Messaging system

In this context a messaging system is a software component which allows to publish messages on a queue and, later, to read them. This simple mechanism can be implemented using many different open source tools. We have tested our implementation against the ARGO system, which implements the Google's pubsub protocol in front of an Apache Kafka server.
With the term "metadata", we are referring to system metadata, such as checksum, path, owners, etc.
The same approach could be, in principle, applied to community specific metadata, but we have not tested it.

Messaging workflow

The messages are exchanged according to the following workflow:

The "control" queue is permanent, while the others are deleted once they are empty. The control queue publishes one message for each change event:

/cinecaDMPZone2/home/claudio/collection_A

The message contains just the collection's absolute path. Its MD5 hash is the name of the related queue, dedicated to all the changes of that collection. iRODS rules send the messages to the control queue, create the related temporary queues and publish the object's metadata on the temporary queues. The GraphDB client does the opposite: get the names of the collections affected by the updates from the control queue and then read the metadata from the temporary ones, deleting them once they are empty. This is a typical message with metadata:

{ /cinecaDMPZone2/home/claudio/collection_A:
  { objects:  [butterfly.txt=:=resource=:=cinecaRes1,
               butterfly.txt=:=owner=:=claudio,
               butterfly.txt=:=checksum=:=
              ] 
  } 
}

Publishing metadata

The B2SAFE core module includes some rules to push metadata to a messaging system. It supports two main scenarios:

1. The data sets are periodically updated and the updates are distributed among few big collections and affect most part of the objects included in each collection
2. The data sets are periodically updated and the updates are distributed among many collections and affect few objects per collection.

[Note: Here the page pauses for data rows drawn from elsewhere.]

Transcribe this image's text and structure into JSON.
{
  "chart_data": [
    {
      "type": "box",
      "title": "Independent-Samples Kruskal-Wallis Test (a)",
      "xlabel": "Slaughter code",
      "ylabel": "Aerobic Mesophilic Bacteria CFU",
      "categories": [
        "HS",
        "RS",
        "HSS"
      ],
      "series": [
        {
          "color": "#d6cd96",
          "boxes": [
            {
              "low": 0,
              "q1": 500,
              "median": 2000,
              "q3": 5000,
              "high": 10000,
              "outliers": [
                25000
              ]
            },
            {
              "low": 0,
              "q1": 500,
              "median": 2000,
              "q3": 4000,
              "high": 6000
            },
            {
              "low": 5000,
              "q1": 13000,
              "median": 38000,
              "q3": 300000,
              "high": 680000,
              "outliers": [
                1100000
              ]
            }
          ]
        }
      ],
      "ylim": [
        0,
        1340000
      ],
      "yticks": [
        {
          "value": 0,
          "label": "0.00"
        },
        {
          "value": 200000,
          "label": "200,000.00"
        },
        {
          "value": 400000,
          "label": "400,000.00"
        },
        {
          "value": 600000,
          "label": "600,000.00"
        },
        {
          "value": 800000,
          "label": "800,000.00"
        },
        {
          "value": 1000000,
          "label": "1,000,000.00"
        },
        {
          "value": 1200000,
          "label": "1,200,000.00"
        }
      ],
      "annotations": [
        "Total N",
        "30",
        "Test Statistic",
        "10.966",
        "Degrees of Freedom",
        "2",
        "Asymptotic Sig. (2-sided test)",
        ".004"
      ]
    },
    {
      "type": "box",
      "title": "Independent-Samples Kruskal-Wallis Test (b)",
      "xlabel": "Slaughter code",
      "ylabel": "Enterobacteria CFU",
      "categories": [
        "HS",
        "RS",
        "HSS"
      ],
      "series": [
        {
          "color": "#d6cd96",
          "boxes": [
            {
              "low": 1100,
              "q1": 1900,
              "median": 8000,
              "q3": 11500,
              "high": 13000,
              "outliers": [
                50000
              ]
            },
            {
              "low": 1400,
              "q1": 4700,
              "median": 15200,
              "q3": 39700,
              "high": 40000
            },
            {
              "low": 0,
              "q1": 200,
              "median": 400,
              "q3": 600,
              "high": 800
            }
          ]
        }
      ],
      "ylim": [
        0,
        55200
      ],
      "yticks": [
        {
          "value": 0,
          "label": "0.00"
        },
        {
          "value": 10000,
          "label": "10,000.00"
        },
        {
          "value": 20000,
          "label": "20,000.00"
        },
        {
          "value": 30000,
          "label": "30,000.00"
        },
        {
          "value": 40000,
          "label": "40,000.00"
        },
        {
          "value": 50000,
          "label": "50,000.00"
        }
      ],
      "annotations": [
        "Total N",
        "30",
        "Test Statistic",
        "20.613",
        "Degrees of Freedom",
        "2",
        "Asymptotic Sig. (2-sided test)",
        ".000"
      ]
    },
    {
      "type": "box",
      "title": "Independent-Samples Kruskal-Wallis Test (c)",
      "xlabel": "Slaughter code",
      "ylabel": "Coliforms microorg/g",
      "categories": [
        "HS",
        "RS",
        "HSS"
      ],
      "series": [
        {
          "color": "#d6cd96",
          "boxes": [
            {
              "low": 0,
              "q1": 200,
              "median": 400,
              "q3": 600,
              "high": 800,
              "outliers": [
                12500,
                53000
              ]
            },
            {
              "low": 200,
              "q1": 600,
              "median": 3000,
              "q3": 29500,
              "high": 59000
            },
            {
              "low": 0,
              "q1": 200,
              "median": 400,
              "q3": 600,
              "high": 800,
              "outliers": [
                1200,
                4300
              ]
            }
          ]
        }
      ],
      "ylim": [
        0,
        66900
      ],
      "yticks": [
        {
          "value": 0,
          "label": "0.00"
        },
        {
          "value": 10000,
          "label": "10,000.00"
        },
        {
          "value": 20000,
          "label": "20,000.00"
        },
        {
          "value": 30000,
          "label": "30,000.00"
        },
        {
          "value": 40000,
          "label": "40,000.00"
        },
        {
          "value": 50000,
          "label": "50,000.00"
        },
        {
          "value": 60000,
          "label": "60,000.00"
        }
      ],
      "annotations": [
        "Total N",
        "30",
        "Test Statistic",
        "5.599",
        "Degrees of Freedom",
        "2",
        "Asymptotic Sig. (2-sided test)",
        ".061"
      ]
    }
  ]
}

In case 1, it is better to schedule an asynchronous operation to read the metadata from B2SAFE and publish them on a queue. For this it is possible to use the rule EUDATPushMetadata(*path, *queue). In case 2, it is better to trigger a synchronous operation, relying on the rules EUDATPushCollMetadata(*path, *queue), EUDATPushObjMetadata(*path, *queue) and EUDATMessage(*queue, *message). For example:

For collections:

acPostProcForCollCreate() {
  writeLine("serverLog", "DEBUG:acPostProcForCollCreate");
  *queue = 'None';
  *message = $collName;
  *queueName = EUDATMessage(*queue, *message);
  EUDATPushCollMetadata($collName, *queueName);
}

For objects:

acPostProcForModifyDataObjMeta() {
  writeLine("serverLog", "DEBUG:acPostProcForModifyDataObjMeta");
  msiSplitPath($objPath, *parent, *child);
  *queue = 'None';
  *message = *parent;
  *queueName = EUDATMessage(*queue, *message);
  EUDATPushObjMetadata($objPath, *queueName);
}

The rule EUDATMessage relies on the configuration of the messaging system client script. The ARGO client in this case. It is necessary to:

• define the following link in the iRODS_HOME/EXECUTABLES_DIR: messageManager.py -> /opt/eudat/b2safe/cmd/argo.py,
• fill in the configuration parameters in /opt/eudat/b2safe/conf/argo.conf,
• set the desired values in /opt/eudat/b2safe/rulebase/local.re, in the rule getMessageParameters(*msgConfPath, *controlQueueName, *enabled).

Reading metadata

The script cmd/b2safe_neo4j_client.py has an ARGO client, embedded in the code, which relies on the input parameters defined in the file conf/b2safe_neo4j.conf. The script reads the control queue, which publishes one message for each collection modified inside the B2SAFE storage. And using the information from the control queue, it is able to get the metadata for each object affected by updates.